= Canon EF 300mm lens =

35 mm camera lens

The EF 300mm lens refers to a family of telephoto prime lenses made by Canon, five of which have been sold to the general public and one of which was only made on special order. The lenses have an EF type mount which fits the Canon EOS line of cameras.

When used on a digital EOS body with a field of view compensation factor of 1.3x, such as the Canon EOS-1D Mark IV, it provides a narrow field of view, equivalent to a 390 mm lens mounted on a 35mm frame body. With a 1.6x body such as the Canon EOS 650D, it provides a narrower field of view, equivalent to a 480 mm lens mounted on a 35mm frame body.

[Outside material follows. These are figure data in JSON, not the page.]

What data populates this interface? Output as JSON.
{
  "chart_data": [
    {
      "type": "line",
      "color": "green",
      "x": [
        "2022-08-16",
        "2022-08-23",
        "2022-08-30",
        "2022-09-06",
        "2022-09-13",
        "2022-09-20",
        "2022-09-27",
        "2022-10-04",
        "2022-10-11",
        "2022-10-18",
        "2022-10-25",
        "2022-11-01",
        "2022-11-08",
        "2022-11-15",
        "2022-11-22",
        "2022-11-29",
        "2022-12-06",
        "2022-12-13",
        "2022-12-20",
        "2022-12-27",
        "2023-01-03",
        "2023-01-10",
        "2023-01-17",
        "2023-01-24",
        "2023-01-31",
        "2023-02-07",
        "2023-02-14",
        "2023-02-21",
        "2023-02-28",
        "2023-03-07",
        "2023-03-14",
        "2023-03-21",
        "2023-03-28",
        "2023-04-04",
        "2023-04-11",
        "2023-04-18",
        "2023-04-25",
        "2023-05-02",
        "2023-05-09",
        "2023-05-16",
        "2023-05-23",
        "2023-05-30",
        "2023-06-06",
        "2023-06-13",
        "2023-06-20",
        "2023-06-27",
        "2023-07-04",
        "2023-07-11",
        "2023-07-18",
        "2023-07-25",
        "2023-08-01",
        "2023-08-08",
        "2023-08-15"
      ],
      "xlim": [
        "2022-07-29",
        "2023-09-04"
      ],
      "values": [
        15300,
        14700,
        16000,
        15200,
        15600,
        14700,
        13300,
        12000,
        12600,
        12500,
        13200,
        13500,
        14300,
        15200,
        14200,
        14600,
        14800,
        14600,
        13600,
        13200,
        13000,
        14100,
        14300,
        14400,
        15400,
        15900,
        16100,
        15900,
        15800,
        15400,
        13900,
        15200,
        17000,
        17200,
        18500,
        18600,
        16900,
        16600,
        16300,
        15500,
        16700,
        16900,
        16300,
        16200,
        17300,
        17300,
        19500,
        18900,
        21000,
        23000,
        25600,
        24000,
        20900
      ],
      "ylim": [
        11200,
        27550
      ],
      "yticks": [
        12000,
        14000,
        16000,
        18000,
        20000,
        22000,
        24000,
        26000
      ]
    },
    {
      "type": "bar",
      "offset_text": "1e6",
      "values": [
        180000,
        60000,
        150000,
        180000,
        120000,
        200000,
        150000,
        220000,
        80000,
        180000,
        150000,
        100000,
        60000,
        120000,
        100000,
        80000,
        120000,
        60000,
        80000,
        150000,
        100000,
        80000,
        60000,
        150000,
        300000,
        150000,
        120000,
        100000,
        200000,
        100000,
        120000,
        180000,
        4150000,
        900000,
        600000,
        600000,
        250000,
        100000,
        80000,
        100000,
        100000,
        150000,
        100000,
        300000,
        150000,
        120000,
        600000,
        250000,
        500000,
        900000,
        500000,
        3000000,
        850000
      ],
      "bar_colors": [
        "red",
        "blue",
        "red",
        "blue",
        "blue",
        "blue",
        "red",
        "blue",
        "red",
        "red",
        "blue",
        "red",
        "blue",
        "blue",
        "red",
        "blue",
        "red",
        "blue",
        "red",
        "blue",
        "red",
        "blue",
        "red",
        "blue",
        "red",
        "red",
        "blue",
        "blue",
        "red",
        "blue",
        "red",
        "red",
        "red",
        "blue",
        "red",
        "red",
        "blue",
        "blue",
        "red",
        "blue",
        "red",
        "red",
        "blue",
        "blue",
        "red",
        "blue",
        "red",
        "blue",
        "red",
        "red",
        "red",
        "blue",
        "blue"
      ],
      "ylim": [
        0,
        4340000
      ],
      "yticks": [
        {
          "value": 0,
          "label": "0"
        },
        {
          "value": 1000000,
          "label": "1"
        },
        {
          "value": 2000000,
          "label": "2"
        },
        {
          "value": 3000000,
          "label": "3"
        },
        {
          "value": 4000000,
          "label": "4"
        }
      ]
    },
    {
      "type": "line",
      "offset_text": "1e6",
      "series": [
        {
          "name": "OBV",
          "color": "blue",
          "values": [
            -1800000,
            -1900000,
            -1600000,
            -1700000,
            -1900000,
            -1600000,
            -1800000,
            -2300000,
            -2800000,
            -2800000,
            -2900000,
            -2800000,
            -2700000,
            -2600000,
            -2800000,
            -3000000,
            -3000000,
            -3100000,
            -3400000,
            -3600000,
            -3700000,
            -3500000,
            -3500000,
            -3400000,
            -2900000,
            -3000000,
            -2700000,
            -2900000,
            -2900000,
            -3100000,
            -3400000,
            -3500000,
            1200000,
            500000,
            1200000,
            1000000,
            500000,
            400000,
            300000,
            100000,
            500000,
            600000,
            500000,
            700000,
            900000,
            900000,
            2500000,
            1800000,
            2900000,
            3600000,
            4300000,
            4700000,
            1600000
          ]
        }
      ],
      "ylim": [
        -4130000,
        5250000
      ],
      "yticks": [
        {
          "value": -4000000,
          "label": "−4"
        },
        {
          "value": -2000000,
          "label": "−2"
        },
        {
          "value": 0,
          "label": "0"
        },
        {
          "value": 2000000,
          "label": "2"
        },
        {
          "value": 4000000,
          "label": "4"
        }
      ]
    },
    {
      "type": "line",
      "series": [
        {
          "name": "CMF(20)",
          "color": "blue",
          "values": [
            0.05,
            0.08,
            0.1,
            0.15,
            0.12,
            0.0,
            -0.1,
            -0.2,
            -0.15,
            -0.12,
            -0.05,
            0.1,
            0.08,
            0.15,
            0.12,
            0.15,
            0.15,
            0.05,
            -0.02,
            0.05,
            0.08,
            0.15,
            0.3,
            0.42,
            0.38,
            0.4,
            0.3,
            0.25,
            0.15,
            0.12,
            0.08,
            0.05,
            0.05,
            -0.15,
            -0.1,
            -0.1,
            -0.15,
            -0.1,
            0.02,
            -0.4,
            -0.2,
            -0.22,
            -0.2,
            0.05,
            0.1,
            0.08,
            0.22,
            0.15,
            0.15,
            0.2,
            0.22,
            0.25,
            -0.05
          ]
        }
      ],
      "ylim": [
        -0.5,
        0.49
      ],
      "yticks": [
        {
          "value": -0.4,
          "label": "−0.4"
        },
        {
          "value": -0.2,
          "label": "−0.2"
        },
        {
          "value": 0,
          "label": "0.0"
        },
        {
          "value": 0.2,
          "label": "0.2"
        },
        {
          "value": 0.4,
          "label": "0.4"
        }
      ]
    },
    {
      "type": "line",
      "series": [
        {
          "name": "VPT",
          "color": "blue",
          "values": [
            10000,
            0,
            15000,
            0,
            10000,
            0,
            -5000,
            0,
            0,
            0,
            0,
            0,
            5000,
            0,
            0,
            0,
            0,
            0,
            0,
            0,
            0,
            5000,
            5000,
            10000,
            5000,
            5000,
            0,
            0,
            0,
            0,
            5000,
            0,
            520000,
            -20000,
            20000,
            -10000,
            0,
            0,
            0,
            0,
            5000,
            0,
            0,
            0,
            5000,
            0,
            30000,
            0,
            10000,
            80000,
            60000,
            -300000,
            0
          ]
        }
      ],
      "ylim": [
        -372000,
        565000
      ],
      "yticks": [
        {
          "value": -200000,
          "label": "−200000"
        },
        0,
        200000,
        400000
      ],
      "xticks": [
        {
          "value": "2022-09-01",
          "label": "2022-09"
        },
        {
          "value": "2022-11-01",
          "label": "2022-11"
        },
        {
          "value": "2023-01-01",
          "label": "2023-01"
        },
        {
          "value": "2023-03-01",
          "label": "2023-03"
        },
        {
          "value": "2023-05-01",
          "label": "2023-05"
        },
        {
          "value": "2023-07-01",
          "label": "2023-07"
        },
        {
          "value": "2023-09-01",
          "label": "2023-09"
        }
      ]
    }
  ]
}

This lens is most commonly used by sports and wildlife photographers, but is short enough to be use for extreme close-up portraits. Because of its rather high native magnification, it can be used for some macro type photography.

==Technical information==
The EF 300mm is a L series lens. This lens is constructed with a metal body and mount, and with plastic extremities and switches. Features of this lens are: a wide rubber focus ring that is dampened, a distance window, the ability to limit the focus range, and an image stabilizer (on the IS versions). The maximum aperture of 2.8 or 4 gives this lens the ability to create shallow depth of field effects, while the eight- or nine-blade diaphragm produces smooth background blur. The optical construction of this lens contains 15 lens elements, including two UD (Ultra low dispersion) lens elements for the f4 IS USM (for other configurations see chart). This lens uses an inner focusing system, powered by a ring type USM motor. The front of the lens does not rotate nor extend when focusing. This lens is compatible with the Canon Extender EF teleconverters.

==Specifications==

| Attribute | f/2.8L USM | f/2.8L IS USM | f/2.8L IS II USM | f/4L USM | f/4L IS USM |
| Image |  |  |  |  |  |
Key features
| Full-frame compatible | Yes |  |  |  |  |
| Image stabilizer | No | Yes | Yes | No | Yes |
| Ring USM | Yes |  |  |  |  |
| L-series | Yes |  |  |  |  |
| Diffractive Optics | No |  |  |  |  |
| Macro | No |  |  |  |  |
Technical data
| Aperture (max-min) | f/2.8-f/32 |  |  | f/4-f/32 |  |
| Construction | 8 groups / 10 elements | 13 groups / 17 elements | 12 groups / 16 elements | 7 groups / 8 elements | 11 groups / 15 elements |
| # of diaphragm blades | 8 |  | 9 | 8 |  |
| Closest focusing distance | 3 m | 2.5 m | 2 m | 2.5 m | 1.5 m |
| Max. magnification | 0.11× | 0.13× | 0.18× | 0.13× | 0.24× |
| Horizontal viewing angle | 6° 50' |  |  |  |  |
| Vertical viewing angle | 4° 35' |  |  |  |  |
| Diagonal viewing angle | 8° 15' |  |  |  |  |
Physical data
| Weight | 2.855 kg | 2.550 kg | 2.400 kg | 1.165 kg | 1.190 kg |
| Maximum diameter | 128 mm |  |  | 90 mm |  |
| Length | 252 mm |  | 248 mm | 221 mm |  |
| Filter diameter | 48 mm drop-in | 52 mm drop-in |  | 77 mm |  |
Retail information
| Release date | November 1987 | July 1999 | August 2010 | December 1991 | March 1997 |
| Currently in production? | No |  | No | No | No |
| MSRP $ | $3,499 | $4,879 | $6,099 | $1,199 | $1,349 |

== The 300mm f/1.8 ==
In addition to the above lenses, Canon made an even faster lens, the EF PE 300mm 1.8, specifically for photo finishes in horse races. According to one racing photographer, Canon made only four of these lenses, making it even less common than the famously rare EF 1200mm lens. Not only is this lens exceptionally rare, very little information about it is available online; the company's online Canon Camera Museum does not list this lens.